Safran 2,4% sur Thundart 150 km|Laccord Iran menace-t-il la thèse défense ?

· CAC

Le contrat Thundart et ce qu'il change vraiment

Safran prend 2,4% en séance après l'annonce d'une entrée en négociations exclusives avec la DGA pour fournir Thundart, le successeur du lance-roquettes unitaire. Ce système de frappe de précision à 150 km, développé avec MBDA, vise une livraison initiale dès 2029 et 26 systèmes commandés avant 2030 pour un marché estimé à 600 millions d'euros. La question n'est pas de savoir si ce contrat est positif pour Safran — il l'est. La question est de savoir sur quelle force repose ce carnet de commandes.

Le point que le consensus rate ici : Thundart n'est pas un contrat de crise. Il résulte de la Loi de Programmation Militaire 2024-2030 actualisée, votée bien avant la guerre Iran–États-Unis. Safran avait également remporté la veille un contrat Skyjacker auprès d'un pays européen non dévoilé, et signé un protocole d'accord avec le conglomérat émirati Edge pour deux coentreprises de missiles. Trois contrats distincts, trois acheteurs distincts, sur une même journée à Eurosatory. Ce n'est pas un pic de crise : c'est une infrastructure de commandes pluriannuelles.

Le bottleneck qui décide de la thèse n'est donc pas le prix du pétrole ou la tension au Moyen-Orient — c'est la continuité du budget défense européen. Tant que les parlements européens maintiennent leurs engagements LPM, le carnet de Safran tient indépendamment de la diplomatie iranienne.

L'accord Iran comme faux signal baissier

L'accord de paix États-Unis–Iran signé ce 16 juin a fait reculer le pétrole de 4,7% et le WTI est retombé sous 77 dollars. La lecture automatique : si la prime de risque géopolitique disparaît, les valeurs défense corrigent. C'est la logique qui pousse à encaisser Safran aujourd'hui.

Mais cette logique repose sur une hypothèse non vérifiée dans les articles : que la hausse de Safran était principalement une prime de risque iranienne. Or, la DGA avait écarté le HIMARS américain, le Pinaka indien et le K239 Chunmoo sud-coréen pour choisir Thundart — ce choix de souveraineté industrielle n'a rien à voir avec la guerre au Moyen-Orient. Le réarmement européen face à la menace russe, confirmé à Eurosatory par la ministre des Armées Catherine Vautrin, est une dynamique indépendante du dossier iranien.

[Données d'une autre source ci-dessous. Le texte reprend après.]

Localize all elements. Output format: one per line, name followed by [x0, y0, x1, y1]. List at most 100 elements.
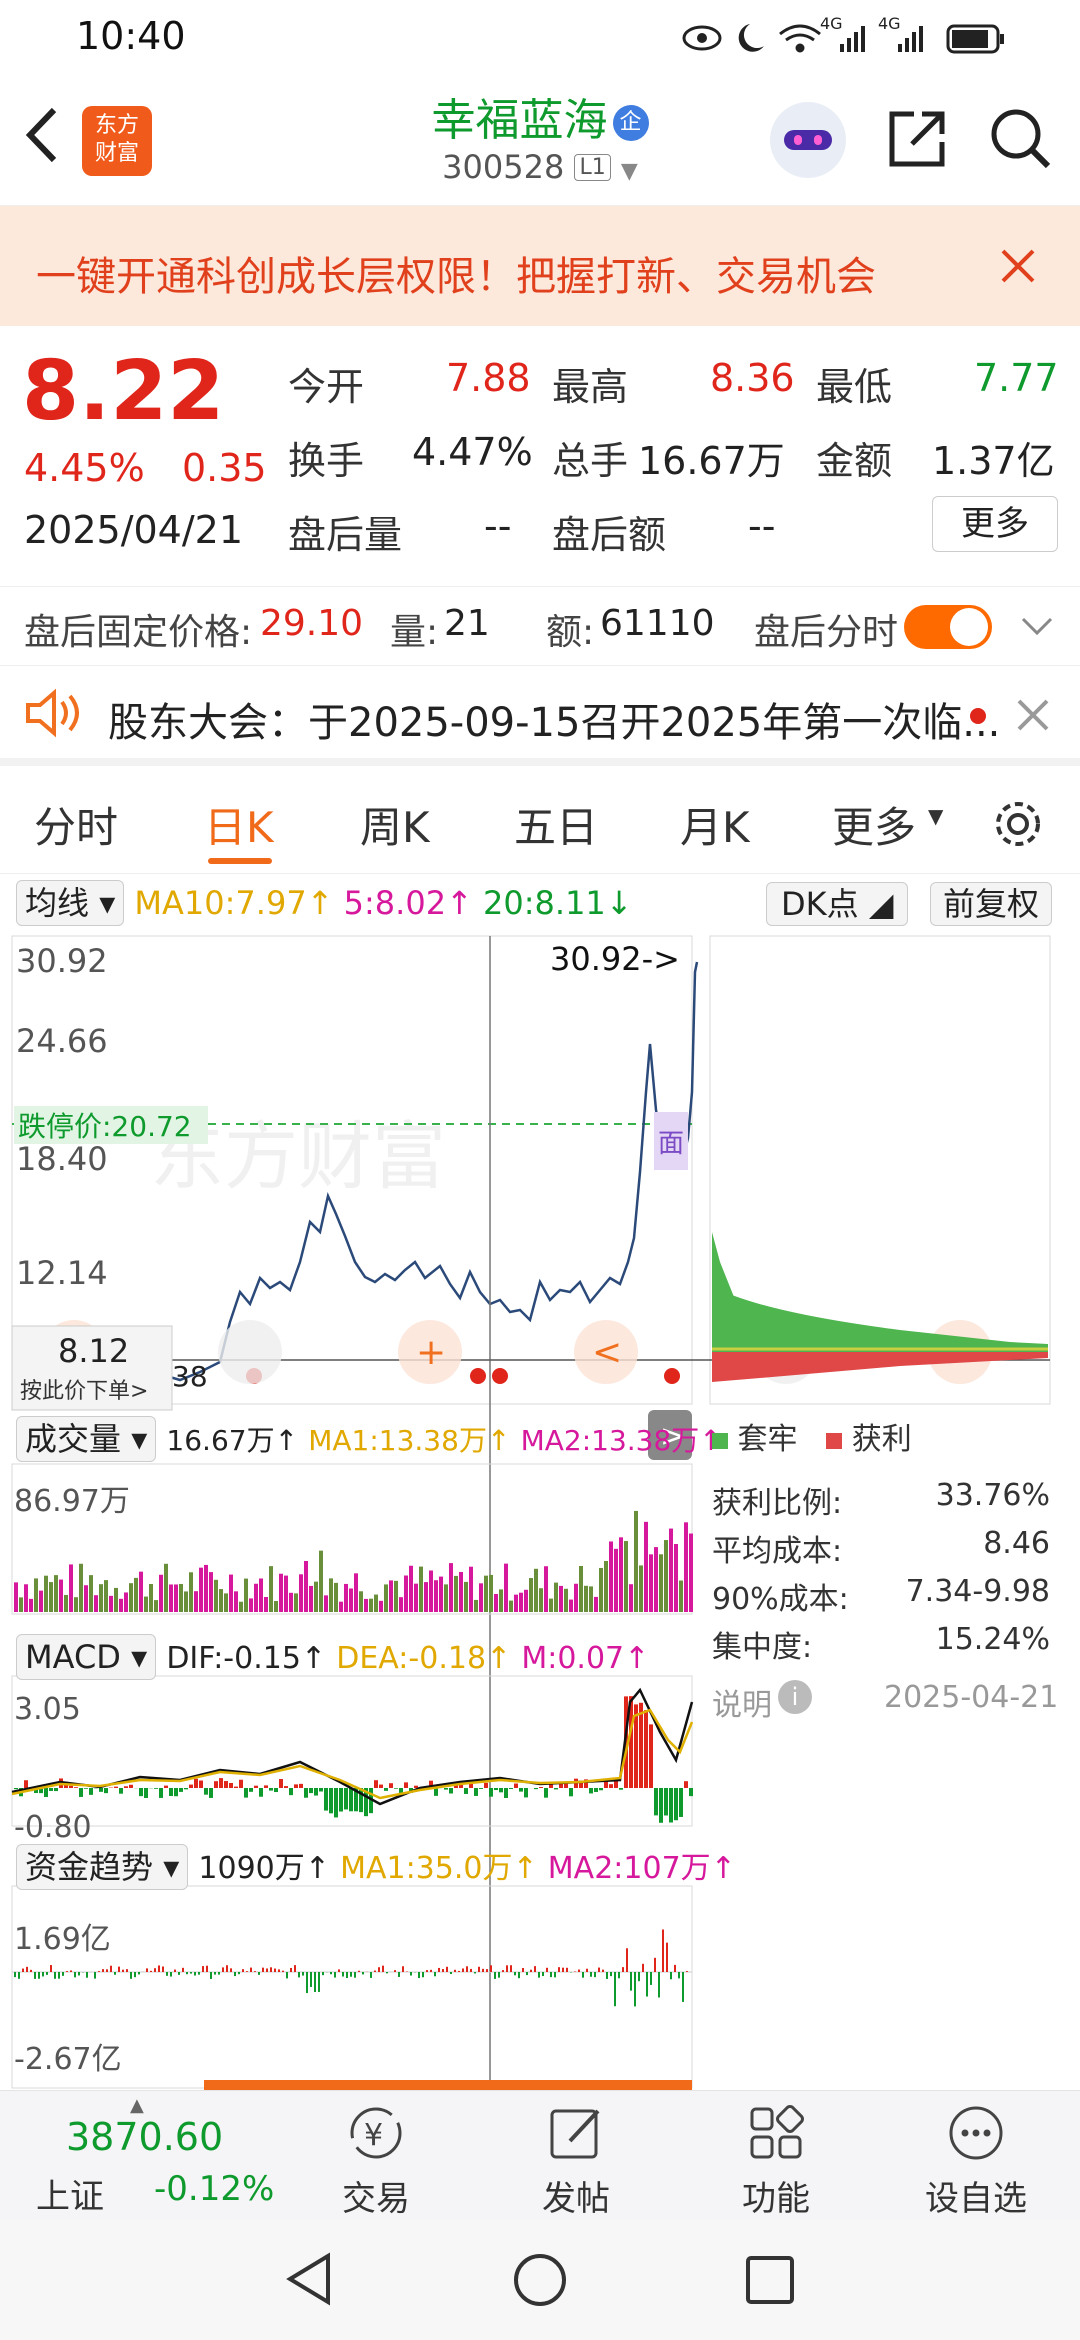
- volume-bar: [269, 1566, 273, 1612]
- home-circle-icon[interactable]: [510, 2250, 570, 2310]
- close-icon[interactable]: [1000, 248, 1036, 284]
- volume-bar: [204, 1564, 208, 1612]
- nav-add-watchlist-label: 设自选: [925, 2179, 1027, 2219]
- info-icon[interactable]: i: [778, 1680, 812, 1714]
- status-bar: 10:40 4G 4G: [0, 0, 1080, 76]
- macd-bar: [344, 1788, 348, 1810]
- recents-square-icon[interactable]: [742, 2252, 798, 2308]
- chip-note-label[interactable]: 说明: [712, 1680, 772, 1724]
- volume-select[interactable]: 成交量 ▾: [16, 1416, 157, 1462]
- macd-bar: [519, 1788, 523, 1792]
- search-icon[interactable]: [988, 106, 1054, 172]
- flow-bar: [654, 1957, 656, 1972]
- flow-bar: [550, 1972, 552, 1978]
- volume-bar: [489, 1574, 493, 1612]
- macd-bar: [444, 1788, 448, 1790]
- back-triangle-icon[interactable]: [282, 2250, 338, 2308]
- macd-bar: [179, 1788, 183, 1792]
- flow-bar: [226, 1965, 228, 1972]
- tab-weekly-k[interactable]: 周K: [360, 794, 430, 855]
- close-icon[interactable]: [1016, 698, 1050, 732]
- bottom-nav: ▲ 3870.60 上证 -0.12% ¥ 交易 发帖 功能 设自选: [0, 2090, 1080, 2220]
- macd-bar: [414, 1785, 418, 1788]
- macd-select[interactable]: MACD ▾: [16, 1634, 157, 1680]
- y-label-2: 24.66: [16, 1022, 108, 1060]
- low-value: 7.77: [974, 356, 1059, 400]
- dropdown-icon[interactable]: ▼: [621, 159, 638, 184]
- flow-bar: [614, 1972, 616, 2007]
- robot-assistant-icon[interactable]: [770, 102, 846, 178]
- nav-functions[interactable]: 功能: [676, 2091, 876, 2221]
- macd-bar: [659, 1788, 663, 1823]
- flow-bar: [282, 1970, 284, 1972]
- dk-point-button[interactable]: DK点 ◢: [766, 882, 909, 926]
- share-icon[interactable]: [884, 106, 950, 172]
- promo-banner[interactable]: 一键开通科创成长层权限！把握打新、交易机会: [0, 206, 1080, 326]
- volume-bar: [574, 1583, 578, 1612]
- flow-bar: [522, 1967, 524, 1972]
- flow-select[interactable]: 资金趋势 ▾: [16, 1844, 189, 1890]
- volume-bar: [84, 1585, 88, 1612]
- volume-bar: [24, 1584, 28, 1612]
- tab-five-day[interactable]: 五日: [514, 794, 598, 855]
- tab-timeshare[interactable]: 分时: [34, 794, 118, 855]
- volume-bar: [554, 1582, 558, 1612]
- volume-bar: [454, 1575, 458, 1612]
- forward-adjust-button[interactable]: 前复权: [930, 882, 1053, 926]
- nav-add-watchlist[interactable]: 设自选: [876, 2091, 1076, 2221]
- volume-bar: [134, 1577, 138, 1612]
- volume-bar: [104, 1580, 108, 1612]
- ma-select[interactable]: 均线 ▾: [16, 880, 125, 926]
- chip-legend: 套牢 获利: [712, 1414, 912, 1458]
- volume-bar: [254, 1583, 258, 1612]
- macd-bar: [399, 1788, 403, 1793]
- macd-dea-line: [11, 1708, 694, 1800]
- volume-bar: [389, 1580, 393, 1612]
- volume-value: 16.67万: [638, 439, 785, 483]
- chip-row-value: 7.34-9.98: [905, 1574, 1050, 1609]
- flow-bar: [518, 1972, 520, 1979]
- volume-bar: [394, 1580, 398, 1612]
- tab-more-caret-icon[interactable]: ▼: [928, 804, 943, 828]
- volume-bar: [44, 1575, 48, 1612]
- macd-bar: [479, 1788, 483, 1789]
- macd-bar: [499, 1788, 503, 1793]
- flow-bar: [86, 1972, 88, 1978]
- enterprise-badge: 企: [612, 105, 649, 141]
- flow-ma2: MA2:107万↑: [547, 1851, 736, 1886]
- tab-daily-k[interactable]: 日K: [204, 794, 274, 855]
- tab-more[interactable]: 更多: [832, 794, 916, 855]
- macd-bar: [484, 1782, 488, 1788]
- index-ticker[interactable]: ▲ 3870.60 上证 -0.12%: [0, 2091, 274, 2221]
- volume-bar: [374, 1594, 378, 1612]
- macd-bar: [79, 1788, 83, 1797]
- macd-bar: [44, 1788, 48, 1797]
- flow-bar: [558, 1967, 560, 1972]
- after-timeshare-toggle[interactable]: [904, 605, 992, 649]
- nav-post[interactable]: 发帖: [476, 2091, 676, 2221]
- notice-bar[interactable]: 股东大会：于2025-09-15召开2025年第一次临...: [0, 666, 1080, 766]
- volume-ma2: MA2:13.38万↑: [520, 1424, 723, 1457]
- flow-bar: [330, 1972, 332, 1975]
- nav-trade[interactable]: ¥ 交易: [276, 2091, 476, 2221]
- flow-bar: [590, 1972, 592, 1977]
- open-value: 7.88: [446, 356, 531, 400]
- flow-bar: [238, 1972, 240, 1975]
- chart-area[interactable]: 均线 ▾ MA10:7.97↑ 5:8.02↑ 20:8.11↓ DK点 ◢ 前…: [0, 874, 1080, 2090]
- macd-bar: [509, 1788, 513, 1789]
- flow-bar: [338, 1969, 340, 1972]
- volume-bar: [319, 1550, 323, 1612]
- more-button[interactable]: 更多: [932, 496, 1058, 552]
- chevron-down-icon[interactable]: [1020, 615, 1054, 639]
- macd-bar: [474, 1788, 478, 1796]
- macd-bar: [504, 1788, 508, 1798]
- volume-bar: [614, 1548, 618, 1612]
- flow-bar: [510, 1965, 512, 1972]
- limit-down-label: 跌停价:20.72: [18, 1110, 192, 1143]
- flow-bar: [674, 1964, 676, 1972]
- macd-dea: DEA:-0.18↑: [336, 1641, 512, 1676]
- flow-bar: [650, 1972, 652, 1985]
- macd-bar: [219, 1778, 223, 1788]
- tab-monthly-k[interactable]: 月K: [680, 794, 750, 855]
- gear-icon[interactable]: [990, 796, 1046, 852]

Il faut cependant nommer le vrai risque : l'accord Iran ouvre 60 jours de négociations techniques sur le nucléaire et les sanctions. Si ces négociations aboutissent à un désarmement progressif au Moyen-Orient, les parlements européens pourraient réviser leurs ambitions LPM à la baisse au nom du "dividende de paix". Ce scénario n'est pas dans les articles d'aujourd'hui — mais c'est la variable qui briserait la thèse Safran, pas l'accord de cessez-le-feu lui-même.

Pour le détenteur : la question n'est pas d'encaisser les +2,4% d'aujourd'hui, mais de surveiller si le budget LPM 2024-2030 est remis en question lors des prochains débats parlementaires. Pour le candidat à l'entrée : le signal d'achat n'est pas la tension iranienne — c'est la signature officielle du contrat Thundart post-négociations exclusives DGA, attendue dans les prochaines semaines. Tant que cette signature n'est pas intervenue, les négociations restent réversibles.